An der Stelle, wo der Hirsch lag, waren sie vorübergeritten. Schade um den Braten, dachte er, sprang ab und lud das Wild auf. Im Dorfe Okonin gab er's den Bauern mit dem Befehl, es nach dem Schlosse zu schaffen.
Noch denselben Tag verließ Hans von der Buche die Engelsburg, um zu Hause seine Wirtschaft zu übernehmen. Der Hochmeister hatte sich in sein Gemach eingeschlossen und wollte ihn nicht mehr sprechen.
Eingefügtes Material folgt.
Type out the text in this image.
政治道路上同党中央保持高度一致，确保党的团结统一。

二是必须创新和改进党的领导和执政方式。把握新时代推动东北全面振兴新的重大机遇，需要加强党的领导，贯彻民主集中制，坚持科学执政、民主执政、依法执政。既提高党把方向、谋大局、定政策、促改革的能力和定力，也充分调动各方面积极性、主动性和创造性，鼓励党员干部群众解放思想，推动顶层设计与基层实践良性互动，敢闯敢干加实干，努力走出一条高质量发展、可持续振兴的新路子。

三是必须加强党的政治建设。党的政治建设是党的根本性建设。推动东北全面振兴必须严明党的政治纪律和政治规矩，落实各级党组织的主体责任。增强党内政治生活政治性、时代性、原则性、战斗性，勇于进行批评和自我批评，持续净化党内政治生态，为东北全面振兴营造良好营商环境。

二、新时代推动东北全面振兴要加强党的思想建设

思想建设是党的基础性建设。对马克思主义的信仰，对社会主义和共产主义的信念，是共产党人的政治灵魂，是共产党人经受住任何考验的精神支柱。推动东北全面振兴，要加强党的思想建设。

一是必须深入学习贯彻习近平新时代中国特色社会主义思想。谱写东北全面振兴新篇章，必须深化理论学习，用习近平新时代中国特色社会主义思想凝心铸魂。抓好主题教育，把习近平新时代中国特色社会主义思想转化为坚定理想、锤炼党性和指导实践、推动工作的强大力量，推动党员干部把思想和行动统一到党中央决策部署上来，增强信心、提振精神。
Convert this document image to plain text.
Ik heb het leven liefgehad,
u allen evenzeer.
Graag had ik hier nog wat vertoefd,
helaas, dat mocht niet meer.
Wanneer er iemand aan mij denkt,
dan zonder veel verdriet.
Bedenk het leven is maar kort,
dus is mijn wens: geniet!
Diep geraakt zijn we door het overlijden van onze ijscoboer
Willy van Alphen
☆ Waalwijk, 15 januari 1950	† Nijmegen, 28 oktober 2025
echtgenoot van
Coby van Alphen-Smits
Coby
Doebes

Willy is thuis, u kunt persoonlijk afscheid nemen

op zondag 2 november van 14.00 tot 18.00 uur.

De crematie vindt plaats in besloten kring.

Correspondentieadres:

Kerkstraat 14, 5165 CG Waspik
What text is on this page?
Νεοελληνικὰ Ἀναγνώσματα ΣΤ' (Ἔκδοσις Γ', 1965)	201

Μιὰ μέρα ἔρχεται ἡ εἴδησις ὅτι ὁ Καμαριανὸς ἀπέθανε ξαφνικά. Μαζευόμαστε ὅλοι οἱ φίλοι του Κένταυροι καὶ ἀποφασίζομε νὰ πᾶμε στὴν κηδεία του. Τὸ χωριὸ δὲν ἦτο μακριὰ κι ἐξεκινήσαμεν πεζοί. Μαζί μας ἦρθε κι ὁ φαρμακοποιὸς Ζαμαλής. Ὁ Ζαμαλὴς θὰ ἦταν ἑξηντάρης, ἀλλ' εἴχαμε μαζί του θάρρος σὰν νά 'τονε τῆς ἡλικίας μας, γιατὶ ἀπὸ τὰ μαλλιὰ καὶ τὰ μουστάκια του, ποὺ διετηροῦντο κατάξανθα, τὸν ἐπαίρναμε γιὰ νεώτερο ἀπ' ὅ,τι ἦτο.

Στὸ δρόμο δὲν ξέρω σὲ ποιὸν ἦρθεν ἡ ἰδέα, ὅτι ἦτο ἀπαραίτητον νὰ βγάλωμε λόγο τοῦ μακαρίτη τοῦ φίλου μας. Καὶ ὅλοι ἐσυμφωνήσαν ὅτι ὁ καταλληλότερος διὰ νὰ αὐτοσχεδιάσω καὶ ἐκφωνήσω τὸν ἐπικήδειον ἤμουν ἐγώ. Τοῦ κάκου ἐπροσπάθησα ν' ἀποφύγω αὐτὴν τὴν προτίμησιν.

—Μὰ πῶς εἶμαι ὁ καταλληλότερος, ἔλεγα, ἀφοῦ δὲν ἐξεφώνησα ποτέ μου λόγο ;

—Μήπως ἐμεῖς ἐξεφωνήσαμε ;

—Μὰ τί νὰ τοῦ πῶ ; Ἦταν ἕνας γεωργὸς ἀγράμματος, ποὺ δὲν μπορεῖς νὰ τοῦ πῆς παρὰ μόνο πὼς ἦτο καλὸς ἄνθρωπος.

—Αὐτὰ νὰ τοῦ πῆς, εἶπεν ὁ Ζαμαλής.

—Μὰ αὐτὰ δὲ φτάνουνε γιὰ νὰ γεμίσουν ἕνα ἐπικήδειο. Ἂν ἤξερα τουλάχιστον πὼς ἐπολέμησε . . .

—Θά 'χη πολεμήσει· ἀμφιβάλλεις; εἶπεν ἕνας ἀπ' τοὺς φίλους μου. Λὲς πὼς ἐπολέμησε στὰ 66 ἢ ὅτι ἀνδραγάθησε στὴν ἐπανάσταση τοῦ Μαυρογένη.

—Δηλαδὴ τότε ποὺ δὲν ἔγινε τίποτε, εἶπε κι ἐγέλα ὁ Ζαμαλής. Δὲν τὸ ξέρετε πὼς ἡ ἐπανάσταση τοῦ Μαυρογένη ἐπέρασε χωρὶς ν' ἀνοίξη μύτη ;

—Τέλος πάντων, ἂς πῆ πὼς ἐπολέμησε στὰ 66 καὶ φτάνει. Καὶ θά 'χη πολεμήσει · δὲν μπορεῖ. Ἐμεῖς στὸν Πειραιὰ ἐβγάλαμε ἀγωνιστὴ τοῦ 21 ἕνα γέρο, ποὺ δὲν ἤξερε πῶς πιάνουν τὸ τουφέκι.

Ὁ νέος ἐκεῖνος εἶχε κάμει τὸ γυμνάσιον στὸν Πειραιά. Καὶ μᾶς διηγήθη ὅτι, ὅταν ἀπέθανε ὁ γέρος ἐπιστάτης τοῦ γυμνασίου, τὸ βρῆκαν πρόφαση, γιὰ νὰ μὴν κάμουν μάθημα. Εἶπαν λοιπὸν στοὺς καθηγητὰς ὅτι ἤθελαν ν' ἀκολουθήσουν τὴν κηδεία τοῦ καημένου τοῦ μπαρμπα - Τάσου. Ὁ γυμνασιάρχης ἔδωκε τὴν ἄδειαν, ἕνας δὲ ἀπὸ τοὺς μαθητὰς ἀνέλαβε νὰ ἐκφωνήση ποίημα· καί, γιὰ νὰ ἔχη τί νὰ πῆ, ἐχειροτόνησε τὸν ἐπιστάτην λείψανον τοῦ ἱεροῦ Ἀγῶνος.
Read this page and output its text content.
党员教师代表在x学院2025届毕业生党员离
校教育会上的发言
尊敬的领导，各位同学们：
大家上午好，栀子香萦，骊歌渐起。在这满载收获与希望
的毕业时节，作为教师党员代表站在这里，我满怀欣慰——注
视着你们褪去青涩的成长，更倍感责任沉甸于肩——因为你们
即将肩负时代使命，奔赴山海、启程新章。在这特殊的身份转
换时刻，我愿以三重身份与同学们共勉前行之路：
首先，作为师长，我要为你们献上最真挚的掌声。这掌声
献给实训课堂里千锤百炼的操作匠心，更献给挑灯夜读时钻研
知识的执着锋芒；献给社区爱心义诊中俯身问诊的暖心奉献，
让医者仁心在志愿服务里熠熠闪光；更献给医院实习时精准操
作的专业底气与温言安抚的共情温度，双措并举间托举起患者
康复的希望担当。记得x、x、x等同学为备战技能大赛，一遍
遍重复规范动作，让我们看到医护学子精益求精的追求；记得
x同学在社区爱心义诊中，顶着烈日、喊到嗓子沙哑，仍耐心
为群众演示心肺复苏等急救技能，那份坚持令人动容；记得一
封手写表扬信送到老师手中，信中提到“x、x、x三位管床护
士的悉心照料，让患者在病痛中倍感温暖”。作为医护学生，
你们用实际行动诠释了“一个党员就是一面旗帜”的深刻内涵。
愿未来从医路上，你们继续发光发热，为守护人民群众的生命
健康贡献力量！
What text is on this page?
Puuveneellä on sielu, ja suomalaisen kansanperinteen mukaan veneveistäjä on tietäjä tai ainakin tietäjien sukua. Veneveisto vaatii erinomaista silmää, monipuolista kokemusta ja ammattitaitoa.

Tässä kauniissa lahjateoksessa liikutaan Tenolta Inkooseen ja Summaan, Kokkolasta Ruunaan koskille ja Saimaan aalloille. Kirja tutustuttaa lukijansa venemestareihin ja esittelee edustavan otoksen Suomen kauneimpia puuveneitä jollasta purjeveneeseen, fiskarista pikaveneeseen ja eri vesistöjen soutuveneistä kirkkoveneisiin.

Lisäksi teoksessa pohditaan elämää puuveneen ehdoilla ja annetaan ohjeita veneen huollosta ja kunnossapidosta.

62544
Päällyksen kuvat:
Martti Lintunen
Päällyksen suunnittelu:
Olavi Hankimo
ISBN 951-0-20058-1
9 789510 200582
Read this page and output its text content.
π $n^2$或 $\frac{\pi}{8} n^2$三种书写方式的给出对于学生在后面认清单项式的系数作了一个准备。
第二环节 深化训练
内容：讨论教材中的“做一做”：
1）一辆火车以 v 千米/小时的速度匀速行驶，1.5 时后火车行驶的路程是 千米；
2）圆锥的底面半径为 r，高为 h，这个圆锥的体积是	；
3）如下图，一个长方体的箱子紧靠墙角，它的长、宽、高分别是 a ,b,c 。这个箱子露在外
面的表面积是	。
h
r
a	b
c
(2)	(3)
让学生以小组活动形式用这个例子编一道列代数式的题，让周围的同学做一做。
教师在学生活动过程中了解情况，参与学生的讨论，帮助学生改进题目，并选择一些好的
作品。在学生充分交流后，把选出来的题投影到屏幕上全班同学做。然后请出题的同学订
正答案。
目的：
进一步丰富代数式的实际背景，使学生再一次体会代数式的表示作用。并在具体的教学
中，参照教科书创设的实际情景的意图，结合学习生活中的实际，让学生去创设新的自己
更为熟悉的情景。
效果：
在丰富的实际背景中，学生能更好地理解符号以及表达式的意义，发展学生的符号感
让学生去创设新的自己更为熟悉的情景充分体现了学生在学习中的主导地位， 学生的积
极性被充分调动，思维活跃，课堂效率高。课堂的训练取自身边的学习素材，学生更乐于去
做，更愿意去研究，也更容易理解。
Bald nach diesem Vorfalle begab Heinrich von Plauen sich nach der Stadt Thorn, um mit dem König über den Frieden zu verhandeln.
24. EINE SAMARITERIN
Sczanowa lag einige Meilen von der Grenze auf einer mäßigen Erhöhung des Weichselufers. Das, was die Besitzer selbst »das Schloß« nannten, war ein lang hingestrecktes Gebäude unter Strohdach, dessen beide Flügel sich im rechten Winkel an einen viereckigen plumpen Turm von drei Stockwerken anlehnten, der aus rohen Feldsteinen aufgeführt war und wohl schon ein paar Jahrhunderte überdauert hatte. In den Seitenflügeln befanden sich menschliche Wohnungen, aber auch Ställe für Pferde und Vieh und unter den Dächern Getreideschüttungen. Vor den Türen lagen ungeheure Misthaufen auf dem Hofe, der auf der dritten und vierten Seite teils durch Gebäude, deren Dach fast bis zur Erde reichte, teils durch einen verfallenen Palisadenzaun abgegrenzt wurde. Um dieses Viereck lagen ohne Ordnung Lehmhütten von schlechtestem Aussehen in großer Anzahl, die meisten mit seitwärts gesenktem Strohdach und gestütztem Giebel. Weiter die Uferhöhe hinauf zeigten sich auch noch einfachere Wohnplätze: bloße Bedachungen über Gruben, an den Giebelseiten durch aufgeschichtete Rasenstücke notdürftig geschlossen, ganz ohne Fensteröffnungen und mit einem niedrigen Loch statt der Tür. Noch weiter hinaus, schon nahe der Uferböschung, waren in langen Reihen mächtige Baumstämme, daneben auch Bretter aufgestapelt. Von hier führte ein breiter Weg zum Flusse hinab, wenn man eine geebnete Strecke einen Weg nennen will.